# Cats & Dogs (2001)



## Bayleaf48 (Jul 30, 2002)

*The Film Cats & Dogs*

I'm not sure how amny people have seen this film, but if you haven't then it's worth watching as it's extremely good & funny aswell!


----------



## nic (Jul 30, 2002)

I saw it at the pictures and thought it was hillarious, the cat's just rule!!
The dogs just seemed so boring and serious compared to the outragious cats.

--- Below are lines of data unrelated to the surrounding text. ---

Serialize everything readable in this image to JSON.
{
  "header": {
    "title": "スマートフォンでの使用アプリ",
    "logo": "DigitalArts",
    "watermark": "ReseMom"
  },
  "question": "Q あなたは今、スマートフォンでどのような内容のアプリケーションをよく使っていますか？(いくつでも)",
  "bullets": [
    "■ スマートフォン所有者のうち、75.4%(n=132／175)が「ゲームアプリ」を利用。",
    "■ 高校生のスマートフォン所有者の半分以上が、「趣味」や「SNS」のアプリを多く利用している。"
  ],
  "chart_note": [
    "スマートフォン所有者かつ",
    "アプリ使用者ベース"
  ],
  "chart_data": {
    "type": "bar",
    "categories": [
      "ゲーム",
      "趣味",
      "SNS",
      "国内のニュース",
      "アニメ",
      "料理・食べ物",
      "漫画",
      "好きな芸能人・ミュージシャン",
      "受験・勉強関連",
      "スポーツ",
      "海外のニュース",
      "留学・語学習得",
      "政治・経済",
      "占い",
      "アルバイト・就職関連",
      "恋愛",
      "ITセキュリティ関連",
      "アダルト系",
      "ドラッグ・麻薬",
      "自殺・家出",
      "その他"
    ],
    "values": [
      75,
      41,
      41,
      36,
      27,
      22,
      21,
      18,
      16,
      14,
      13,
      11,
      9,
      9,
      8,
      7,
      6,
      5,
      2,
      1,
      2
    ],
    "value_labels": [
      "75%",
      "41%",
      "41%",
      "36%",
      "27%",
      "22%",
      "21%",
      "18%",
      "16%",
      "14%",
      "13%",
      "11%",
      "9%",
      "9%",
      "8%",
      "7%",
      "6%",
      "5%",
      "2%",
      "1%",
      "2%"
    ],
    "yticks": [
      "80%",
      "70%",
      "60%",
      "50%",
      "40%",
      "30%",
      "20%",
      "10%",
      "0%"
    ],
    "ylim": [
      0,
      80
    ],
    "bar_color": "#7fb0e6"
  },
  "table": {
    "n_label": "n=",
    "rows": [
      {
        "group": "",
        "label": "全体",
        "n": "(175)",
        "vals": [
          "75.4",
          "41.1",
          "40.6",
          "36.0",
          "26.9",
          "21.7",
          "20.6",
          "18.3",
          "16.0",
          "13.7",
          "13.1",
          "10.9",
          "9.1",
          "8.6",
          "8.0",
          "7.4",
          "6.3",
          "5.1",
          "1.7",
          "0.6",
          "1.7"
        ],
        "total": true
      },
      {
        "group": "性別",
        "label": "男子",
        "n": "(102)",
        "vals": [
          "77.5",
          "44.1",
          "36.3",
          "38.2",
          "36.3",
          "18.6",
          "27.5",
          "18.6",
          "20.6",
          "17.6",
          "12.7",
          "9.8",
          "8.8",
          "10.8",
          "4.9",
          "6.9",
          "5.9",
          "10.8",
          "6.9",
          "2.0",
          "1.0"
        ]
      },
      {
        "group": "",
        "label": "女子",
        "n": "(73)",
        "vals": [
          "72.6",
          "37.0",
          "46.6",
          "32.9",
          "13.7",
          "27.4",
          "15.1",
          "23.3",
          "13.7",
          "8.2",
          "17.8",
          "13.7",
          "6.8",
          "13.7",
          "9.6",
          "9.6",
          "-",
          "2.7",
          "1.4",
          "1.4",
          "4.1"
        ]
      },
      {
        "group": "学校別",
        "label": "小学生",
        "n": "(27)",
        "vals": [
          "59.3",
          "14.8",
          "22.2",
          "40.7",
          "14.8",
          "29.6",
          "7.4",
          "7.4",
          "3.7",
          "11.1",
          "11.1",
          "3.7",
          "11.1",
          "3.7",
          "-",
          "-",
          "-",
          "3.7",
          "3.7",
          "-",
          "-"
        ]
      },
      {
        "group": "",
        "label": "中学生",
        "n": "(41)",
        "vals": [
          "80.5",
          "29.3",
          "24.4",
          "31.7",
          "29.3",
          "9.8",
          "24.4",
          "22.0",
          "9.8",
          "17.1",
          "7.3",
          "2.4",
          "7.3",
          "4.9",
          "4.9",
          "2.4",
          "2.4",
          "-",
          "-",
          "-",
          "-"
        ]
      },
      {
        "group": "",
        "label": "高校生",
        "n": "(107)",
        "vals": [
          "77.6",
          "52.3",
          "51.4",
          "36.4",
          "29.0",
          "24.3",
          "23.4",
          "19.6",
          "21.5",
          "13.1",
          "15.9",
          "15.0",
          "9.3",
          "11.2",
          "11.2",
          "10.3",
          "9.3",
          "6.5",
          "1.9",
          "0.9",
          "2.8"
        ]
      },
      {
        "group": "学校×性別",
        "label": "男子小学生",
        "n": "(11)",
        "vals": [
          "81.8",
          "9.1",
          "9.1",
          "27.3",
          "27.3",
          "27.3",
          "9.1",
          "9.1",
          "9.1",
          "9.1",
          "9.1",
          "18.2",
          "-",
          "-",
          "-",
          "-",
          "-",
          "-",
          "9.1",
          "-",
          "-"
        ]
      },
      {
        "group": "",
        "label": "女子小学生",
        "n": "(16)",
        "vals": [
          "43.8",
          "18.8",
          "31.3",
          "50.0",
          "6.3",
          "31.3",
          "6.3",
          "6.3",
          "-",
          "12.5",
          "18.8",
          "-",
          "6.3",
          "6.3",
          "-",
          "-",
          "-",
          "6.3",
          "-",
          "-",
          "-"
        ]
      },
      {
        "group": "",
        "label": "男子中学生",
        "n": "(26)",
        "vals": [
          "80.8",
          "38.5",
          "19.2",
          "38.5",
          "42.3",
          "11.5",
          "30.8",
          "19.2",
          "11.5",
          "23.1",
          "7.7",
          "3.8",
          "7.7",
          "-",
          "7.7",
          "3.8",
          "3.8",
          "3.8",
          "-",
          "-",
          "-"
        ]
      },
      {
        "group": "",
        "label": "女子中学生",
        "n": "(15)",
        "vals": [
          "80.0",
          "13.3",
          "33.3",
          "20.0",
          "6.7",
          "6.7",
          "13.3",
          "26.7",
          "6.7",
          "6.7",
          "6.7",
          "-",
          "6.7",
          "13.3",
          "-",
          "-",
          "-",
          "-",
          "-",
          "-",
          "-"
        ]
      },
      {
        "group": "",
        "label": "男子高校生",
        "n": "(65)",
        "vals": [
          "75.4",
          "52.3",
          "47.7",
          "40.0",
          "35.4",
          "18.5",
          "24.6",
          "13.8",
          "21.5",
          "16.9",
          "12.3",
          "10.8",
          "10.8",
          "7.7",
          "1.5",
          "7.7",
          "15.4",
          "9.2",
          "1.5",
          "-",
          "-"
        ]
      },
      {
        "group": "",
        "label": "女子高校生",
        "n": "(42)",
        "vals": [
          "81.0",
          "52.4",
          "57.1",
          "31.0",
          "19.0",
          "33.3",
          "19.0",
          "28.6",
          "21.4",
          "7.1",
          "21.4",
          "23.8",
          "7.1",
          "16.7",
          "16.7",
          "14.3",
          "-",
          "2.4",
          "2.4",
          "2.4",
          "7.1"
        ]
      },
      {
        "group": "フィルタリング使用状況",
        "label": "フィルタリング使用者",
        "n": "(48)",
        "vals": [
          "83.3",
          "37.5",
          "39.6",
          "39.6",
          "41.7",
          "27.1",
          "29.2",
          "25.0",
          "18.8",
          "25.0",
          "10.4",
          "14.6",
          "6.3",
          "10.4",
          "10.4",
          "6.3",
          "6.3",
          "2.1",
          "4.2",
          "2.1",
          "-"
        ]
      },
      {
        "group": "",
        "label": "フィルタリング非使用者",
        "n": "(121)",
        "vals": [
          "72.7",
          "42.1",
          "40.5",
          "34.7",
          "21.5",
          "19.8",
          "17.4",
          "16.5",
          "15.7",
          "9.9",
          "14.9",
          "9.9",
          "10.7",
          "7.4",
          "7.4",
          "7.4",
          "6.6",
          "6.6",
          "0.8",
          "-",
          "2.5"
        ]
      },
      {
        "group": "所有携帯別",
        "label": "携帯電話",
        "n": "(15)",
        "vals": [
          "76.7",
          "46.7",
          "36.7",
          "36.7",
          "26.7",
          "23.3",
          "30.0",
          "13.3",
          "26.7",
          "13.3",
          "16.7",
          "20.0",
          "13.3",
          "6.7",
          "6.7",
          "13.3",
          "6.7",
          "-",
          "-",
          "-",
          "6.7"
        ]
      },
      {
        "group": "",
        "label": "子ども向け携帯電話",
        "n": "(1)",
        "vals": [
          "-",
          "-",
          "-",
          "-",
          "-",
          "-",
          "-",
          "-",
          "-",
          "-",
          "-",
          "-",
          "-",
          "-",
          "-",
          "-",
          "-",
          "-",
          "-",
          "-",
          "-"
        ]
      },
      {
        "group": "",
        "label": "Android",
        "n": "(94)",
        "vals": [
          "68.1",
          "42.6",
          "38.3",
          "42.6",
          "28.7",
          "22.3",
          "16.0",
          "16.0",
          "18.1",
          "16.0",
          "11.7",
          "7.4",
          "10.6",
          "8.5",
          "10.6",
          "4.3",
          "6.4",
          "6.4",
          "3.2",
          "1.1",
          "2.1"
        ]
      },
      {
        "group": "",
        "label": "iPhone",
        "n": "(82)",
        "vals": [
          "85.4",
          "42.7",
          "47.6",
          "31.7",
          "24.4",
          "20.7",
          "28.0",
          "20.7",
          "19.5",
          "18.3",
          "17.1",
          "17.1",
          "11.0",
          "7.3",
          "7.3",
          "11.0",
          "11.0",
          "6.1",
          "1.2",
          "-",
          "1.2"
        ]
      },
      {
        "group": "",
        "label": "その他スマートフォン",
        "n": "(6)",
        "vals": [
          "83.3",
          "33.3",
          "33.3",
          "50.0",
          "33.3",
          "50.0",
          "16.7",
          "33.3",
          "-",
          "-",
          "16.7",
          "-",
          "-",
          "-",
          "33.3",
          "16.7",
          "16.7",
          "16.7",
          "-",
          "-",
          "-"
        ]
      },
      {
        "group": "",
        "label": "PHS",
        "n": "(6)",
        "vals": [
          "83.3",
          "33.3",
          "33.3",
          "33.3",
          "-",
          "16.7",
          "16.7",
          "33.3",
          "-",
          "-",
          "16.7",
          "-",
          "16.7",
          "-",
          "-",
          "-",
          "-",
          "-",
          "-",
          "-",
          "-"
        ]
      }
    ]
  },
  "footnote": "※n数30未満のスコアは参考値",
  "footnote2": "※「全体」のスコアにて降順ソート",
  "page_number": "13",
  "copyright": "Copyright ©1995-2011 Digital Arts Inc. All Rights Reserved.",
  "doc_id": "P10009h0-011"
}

I got it on DVD at christmas, but sadly IMO it seemed to have lost some of the comical magic I enjoyed in the cimena environment.

Anyway, cats rule!


----------



## Tabitha (Jul 30, 2002)

I liked the scruffy little tech-puppy 

But you are right, the cats did rule - especially the fluffy white one, voiced by Jack from WIll & Grace.  It was a dead ringer for the cat from Stuart Little as well.


----------



## Bayleaf48 (Jul 31, 2002)

What Mr. Tinkles?

You mean Peek Tabitha?

As fr me I prefer Lou

Have got it on video with a special edition Lou art cover on the front & plan to get it on D.V.D too & keep the video aswell

DOGS RULE!


----------



## Legolas (Aug 8, 2002)

I still haven't seen it 
:flash:


----------



## Annette (Aug 8, 2002)

Saw this at the cinema and thought it hilarious. Favourite part for me had to be the 'ninja cats'. They were soooooooooo funny.


annette


----------



## Bayleaf48 (Aug 10, 2002)

Got a screen mate on my computer to do with 'Cats & Dogs' & it's F.A.B!


----------



## Krystal (Aug 11, 2002)

Love it ! It was hilarious.  My family have fun with it because the bad cat Mr. Tinkles is like our cat, except ours is blond.   

Krystal


----------



## Bayleaf48 (Aug 12, 2002)

Mr. tinkles is funny, but in the end the dogs win :rolly2: 

DOGS RULE!


----------



## Krystal (Aug 12, 2002)

Not in my house, in my house they  rule together.   



Krystal


----------



## Bayleaf48 (Aug 13, 2002)

That is good, isn't it?


----------



## Krystal (Aug 15, 2002)

Well, let's say it have both, good moments and bad moments.   Nah, they're cute but some times also make war like in the movie. 

Krystal


----------



## Bayleaf48 (Aug 16, 2002)

Must be hard stopping them then?


----------



## Krystal (Aug 16, 2002)

Yeah, there were times that I have marks to probe it. You know trying to stop something I shouldn't .  

Krystal


----------



## Bayleaf48 (Aug 17, 2002)

I think it's funny in the film where they see a human coming & start doing things such as piddling on a lamp post, sniffing the other dog's bottom etc.


----------



## Annette (Aug 17, 2002)

The cat rules in my house. LOL


annette


----------



## Krystal (Aug 18, 2002)

Always wonder what they think of humans.


----------



## Bayleaf48 (Aug 18, 2002)

I dread to think actually


----------



## Krystal (Aug 18, 2002)

Because the rebel one of my cats sometimes give me a glance that I think say is I could kill her.  

Krystal


----------



## Bayleaf48 (Aug 19, 2002)

Or maybe they think we're their pets even!


----------



## Krystal (Aug 19, 2002)

Good point  

Krystal


----------



## Bayleaf48 (Aug 20, 2002)

Could well do though, don't you think?


----------



## Krystal (Aug 20, 2002)

Yeah, it have logic.  

Krystal


----------



## Bayleaf48 (Aug 21, 2002)

We see them as pets, so it stands 2 reason that they view us the same back


----------